After some key injuries on the Laker roster, Clark was named a permanent starter, and Los Angeles coach Mike D'Antoni called his play "phenomenal."

Patrick Patterson

Year: 2010

College: Kentucky

Team: Houston Rockets

After being drafted by the Rockets, Patterson started his career in the D-League before being called up mid-season by Houston.

He was Houston's starting power forward and posted career highs in points, assists and rebounds per game during the 2012-13 season before being traded to the Sacremento Kings.

Marcus Morris

Year: 2011

College: Kansas

Team: Houston Rockets

Morris was selected 5 minutes after his brother Markieff Morris was selected by the Phoenix Suns.

Morris spent most of his first season splitting time between the Rockets and the D-League.

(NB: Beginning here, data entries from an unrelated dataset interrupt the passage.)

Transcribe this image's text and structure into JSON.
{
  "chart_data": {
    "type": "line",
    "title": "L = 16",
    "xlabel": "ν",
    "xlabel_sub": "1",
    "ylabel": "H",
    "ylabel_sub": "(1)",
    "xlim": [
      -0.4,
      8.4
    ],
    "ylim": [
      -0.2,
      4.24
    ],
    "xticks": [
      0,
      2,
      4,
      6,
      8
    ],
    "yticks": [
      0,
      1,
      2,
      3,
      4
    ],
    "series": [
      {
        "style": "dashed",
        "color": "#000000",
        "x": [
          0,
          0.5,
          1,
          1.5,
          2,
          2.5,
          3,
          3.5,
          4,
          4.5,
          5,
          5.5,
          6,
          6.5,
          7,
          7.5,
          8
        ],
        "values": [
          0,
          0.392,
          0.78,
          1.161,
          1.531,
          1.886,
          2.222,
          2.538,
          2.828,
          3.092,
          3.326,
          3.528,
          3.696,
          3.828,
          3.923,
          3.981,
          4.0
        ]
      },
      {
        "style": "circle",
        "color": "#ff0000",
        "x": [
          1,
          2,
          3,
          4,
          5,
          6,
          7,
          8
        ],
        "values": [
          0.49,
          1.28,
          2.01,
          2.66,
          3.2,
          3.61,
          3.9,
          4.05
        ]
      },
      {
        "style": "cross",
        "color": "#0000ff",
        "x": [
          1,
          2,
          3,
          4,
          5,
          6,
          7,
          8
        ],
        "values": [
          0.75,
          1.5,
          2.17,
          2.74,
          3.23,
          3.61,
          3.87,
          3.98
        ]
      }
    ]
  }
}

During the 2012-13 season he was traded to the Suns, reuniting him with his twin brother.

He and his brother became the second pair of twins to appear in an NBA game at the same time, and later in the season they became the first pair of twins to start an NBA game together.

John Henson

Year: 2012

College: North Carolina

Team: Milwaukee Bucks

The Houston Rockets orginally held the 14 pick for what would have been the third season in a row before trading with the Bucks to move up two spots.

In Henson's lone NBA season he played 63 games starting nine, while averaging six points and 4.7 rebounds per game.